Theoretical insights into the removal pathways of adsorbed oxygen on the surface of χ-Fe5C2(5 1 0)

Abstract

Much attention has been paid to the direct preparation of light olefins from syngas by Fischer-Tropsch synthesis. The hydrogen coverage on the surface of χ-Fe5C2 (510) catalyst has a great influence on the activation pathway of CO and the coupling pathway of CC. The removal pathways of adsorbed O on the surface of the catalyst are also affected by the activation pathway of CO which changes due to the hydrogen coverage. At present, the removal pathways of adsorbed O are not clear. In this study, the removal pathways of adsorbed O on the surface of χ-Fe5C2 (510) with low and high hydrogen coverage are studied by density functional theory (DFT).It is found that the surface of χ-Fe5C2 (510) with high hydrogen coverage is more favorable for the reaction to occur and proceed. The formation pathways of H2O and CO2 are different under different hydrogen coverages. At low hydrogen coverage, CO2 is more likely to be generated by the combination of CO and OH followed by decomposition·H2O is more likely to be generated through the pathway of the combination of two OHs.

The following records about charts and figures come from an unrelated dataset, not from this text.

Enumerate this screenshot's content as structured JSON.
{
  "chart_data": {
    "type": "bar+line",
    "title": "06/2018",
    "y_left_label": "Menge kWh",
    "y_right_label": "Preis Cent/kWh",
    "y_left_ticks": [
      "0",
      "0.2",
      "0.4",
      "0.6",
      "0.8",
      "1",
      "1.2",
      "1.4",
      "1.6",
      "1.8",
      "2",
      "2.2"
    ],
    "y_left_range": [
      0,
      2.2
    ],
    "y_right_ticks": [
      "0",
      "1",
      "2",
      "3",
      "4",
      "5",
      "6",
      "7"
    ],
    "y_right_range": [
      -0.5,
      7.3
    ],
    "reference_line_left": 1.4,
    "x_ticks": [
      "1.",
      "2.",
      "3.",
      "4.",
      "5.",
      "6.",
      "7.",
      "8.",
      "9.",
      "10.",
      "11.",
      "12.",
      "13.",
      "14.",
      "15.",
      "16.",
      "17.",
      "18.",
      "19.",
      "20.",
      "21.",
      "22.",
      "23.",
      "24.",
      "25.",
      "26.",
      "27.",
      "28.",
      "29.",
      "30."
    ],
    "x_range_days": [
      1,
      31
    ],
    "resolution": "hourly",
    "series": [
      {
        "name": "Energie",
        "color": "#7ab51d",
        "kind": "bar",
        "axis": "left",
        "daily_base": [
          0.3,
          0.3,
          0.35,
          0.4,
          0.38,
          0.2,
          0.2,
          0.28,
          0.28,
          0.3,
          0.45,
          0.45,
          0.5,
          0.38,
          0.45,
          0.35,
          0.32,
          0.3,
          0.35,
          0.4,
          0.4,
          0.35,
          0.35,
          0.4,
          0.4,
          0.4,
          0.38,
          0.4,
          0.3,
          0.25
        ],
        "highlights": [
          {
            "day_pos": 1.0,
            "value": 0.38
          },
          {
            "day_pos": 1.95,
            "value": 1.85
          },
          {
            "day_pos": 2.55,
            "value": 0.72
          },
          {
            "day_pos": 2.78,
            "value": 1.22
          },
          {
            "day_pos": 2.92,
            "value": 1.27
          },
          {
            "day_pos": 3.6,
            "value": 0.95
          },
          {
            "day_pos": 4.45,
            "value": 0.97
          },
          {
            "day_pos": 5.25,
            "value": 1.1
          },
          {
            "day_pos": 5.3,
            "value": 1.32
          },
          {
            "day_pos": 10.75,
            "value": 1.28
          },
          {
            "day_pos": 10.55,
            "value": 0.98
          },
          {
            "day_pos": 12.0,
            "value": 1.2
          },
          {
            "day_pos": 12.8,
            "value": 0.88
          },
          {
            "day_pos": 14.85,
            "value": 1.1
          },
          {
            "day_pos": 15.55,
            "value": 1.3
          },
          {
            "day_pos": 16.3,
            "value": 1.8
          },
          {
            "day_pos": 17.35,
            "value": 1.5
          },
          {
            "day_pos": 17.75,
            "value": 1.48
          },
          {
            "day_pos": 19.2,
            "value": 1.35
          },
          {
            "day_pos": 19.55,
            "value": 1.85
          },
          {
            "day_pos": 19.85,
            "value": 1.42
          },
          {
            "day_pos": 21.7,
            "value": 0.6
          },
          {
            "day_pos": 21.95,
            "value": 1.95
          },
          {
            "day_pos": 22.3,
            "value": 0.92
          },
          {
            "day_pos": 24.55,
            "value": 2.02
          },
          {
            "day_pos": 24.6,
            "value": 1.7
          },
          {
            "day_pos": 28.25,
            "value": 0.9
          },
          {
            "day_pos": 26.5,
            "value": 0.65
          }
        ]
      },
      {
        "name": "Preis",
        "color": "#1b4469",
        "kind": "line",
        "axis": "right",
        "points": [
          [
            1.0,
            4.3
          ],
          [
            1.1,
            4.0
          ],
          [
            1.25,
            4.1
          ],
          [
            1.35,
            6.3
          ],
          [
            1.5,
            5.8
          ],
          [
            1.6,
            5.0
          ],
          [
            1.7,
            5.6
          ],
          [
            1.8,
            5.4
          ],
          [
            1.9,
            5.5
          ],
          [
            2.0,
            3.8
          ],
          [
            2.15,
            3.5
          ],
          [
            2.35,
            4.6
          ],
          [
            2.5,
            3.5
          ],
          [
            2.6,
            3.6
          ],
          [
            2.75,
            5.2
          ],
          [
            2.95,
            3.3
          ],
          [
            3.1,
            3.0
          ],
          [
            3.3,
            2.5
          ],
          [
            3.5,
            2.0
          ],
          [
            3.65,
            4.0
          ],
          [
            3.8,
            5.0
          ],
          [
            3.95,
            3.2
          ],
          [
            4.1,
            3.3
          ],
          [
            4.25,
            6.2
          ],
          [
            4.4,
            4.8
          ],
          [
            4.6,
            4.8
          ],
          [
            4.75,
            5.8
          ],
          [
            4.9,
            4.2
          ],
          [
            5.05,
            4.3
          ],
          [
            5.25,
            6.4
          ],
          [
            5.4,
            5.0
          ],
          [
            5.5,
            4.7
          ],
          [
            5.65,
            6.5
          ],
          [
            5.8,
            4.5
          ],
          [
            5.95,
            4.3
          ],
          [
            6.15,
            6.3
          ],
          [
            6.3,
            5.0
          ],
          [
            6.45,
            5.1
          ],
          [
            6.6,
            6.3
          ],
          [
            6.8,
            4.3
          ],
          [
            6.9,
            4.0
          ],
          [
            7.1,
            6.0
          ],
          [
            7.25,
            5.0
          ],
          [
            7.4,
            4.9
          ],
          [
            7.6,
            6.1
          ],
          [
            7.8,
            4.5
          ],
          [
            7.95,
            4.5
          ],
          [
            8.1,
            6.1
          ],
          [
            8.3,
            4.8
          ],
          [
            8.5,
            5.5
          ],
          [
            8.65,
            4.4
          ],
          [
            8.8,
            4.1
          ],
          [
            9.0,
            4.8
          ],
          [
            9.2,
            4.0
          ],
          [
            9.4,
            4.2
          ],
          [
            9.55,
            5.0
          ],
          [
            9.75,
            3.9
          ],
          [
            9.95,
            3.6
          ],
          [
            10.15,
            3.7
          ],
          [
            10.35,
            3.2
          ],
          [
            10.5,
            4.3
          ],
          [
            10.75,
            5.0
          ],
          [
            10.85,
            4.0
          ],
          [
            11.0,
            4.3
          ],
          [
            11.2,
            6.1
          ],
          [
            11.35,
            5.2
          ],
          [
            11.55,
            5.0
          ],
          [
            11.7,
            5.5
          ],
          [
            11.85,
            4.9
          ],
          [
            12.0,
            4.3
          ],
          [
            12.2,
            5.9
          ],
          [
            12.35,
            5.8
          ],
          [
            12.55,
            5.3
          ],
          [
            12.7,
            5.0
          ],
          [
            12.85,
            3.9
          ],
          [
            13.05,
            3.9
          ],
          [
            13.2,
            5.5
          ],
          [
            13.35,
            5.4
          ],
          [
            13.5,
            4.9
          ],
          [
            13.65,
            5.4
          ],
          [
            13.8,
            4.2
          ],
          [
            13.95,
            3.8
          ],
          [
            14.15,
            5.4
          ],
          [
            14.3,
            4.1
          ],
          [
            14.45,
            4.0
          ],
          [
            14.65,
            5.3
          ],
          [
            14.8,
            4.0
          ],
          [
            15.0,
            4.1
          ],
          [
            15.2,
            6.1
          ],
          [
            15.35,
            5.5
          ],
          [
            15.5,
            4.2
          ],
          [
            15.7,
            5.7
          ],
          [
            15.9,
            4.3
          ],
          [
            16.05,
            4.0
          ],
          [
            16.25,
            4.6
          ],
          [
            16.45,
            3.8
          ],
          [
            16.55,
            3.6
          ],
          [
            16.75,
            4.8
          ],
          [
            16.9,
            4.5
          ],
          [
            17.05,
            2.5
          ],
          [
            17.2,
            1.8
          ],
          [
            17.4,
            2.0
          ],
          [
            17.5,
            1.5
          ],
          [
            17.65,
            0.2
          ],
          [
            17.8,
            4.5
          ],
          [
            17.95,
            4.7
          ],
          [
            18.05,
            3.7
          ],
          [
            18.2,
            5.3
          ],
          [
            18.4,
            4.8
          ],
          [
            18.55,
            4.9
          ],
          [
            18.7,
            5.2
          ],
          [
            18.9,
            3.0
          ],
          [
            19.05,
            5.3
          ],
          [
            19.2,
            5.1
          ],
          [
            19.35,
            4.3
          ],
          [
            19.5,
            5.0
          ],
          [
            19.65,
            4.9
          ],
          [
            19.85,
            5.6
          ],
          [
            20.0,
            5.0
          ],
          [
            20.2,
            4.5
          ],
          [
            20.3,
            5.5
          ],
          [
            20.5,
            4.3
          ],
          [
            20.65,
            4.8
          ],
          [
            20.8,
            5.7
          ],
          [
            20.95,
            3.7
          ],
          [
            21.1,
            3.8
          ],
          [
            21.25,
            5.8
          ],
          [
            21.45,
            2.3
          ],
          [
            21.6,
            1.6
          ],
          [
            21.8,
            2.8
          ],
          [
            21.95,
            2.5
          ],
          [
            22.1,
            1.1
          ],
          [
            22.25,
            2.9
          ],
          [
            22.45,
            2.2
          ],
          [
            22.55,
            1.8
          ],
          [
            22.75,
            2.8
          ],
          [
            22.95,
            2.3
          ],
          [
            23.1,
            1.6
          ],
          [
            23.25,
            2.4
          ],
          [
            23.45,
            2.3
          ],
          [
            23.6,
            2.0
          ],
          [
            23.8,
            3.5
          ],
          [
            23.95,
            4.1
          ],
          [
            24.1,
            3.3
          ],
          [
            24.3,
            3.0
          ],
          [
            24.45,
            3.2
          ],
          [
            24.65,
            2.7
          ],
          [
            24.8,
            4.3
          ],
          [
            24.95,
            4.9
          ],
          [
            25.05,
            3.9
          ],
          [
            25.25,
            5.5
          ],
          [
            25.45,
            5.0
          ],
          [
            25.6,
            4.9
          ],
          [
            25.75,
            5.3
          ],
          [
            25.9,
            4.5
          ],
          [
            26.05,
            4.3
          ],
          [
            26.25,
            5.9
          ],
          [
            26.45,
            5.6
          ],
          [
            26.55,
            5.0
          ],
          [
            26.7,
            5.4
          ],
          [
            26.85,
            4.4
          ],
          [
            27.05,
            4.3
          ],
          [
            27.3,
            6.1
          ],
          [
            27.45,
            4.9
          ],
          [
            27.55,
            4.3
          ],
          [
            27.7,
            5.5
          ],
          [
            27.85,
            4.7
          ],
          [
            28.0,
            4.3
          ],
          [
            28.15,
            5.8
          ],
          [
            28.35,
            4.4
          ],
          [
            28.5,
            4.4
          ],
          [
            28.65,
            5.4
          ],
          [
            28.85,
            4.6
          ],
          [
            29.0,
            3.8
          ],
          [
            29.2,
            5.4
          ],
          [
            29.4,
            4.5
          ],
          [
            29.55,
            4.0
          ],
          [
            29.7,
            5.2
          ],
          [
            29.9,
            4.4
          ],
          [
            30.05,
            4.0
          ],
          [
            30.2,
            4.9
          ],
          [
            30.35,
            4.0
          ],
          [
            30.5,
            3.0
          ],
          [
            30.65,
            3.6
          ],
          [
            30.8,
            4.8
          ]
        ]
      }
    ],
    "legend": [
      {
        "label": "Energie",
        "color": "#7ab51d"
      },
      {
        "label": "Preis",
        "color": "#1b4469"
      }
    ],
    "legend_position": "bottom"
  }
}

At high hydrogen coverage, CO2 is more likely to be generated by the direct combination of CO and O·H2O is more inclined to be formed by the combination of OH and H. Through the study of the removal pathways of adsorbed O on the surface of χ-Fe5C2 (510), the formation mechanism of CO2 and H2O is clarified, and the effect of hydrogen coverage on the reaction mechanism is explored. It is hoped that it can help to improve the oxidation deactivation of the active components of the catalyst and the high selectivity of by-product CO2 in the reaction process.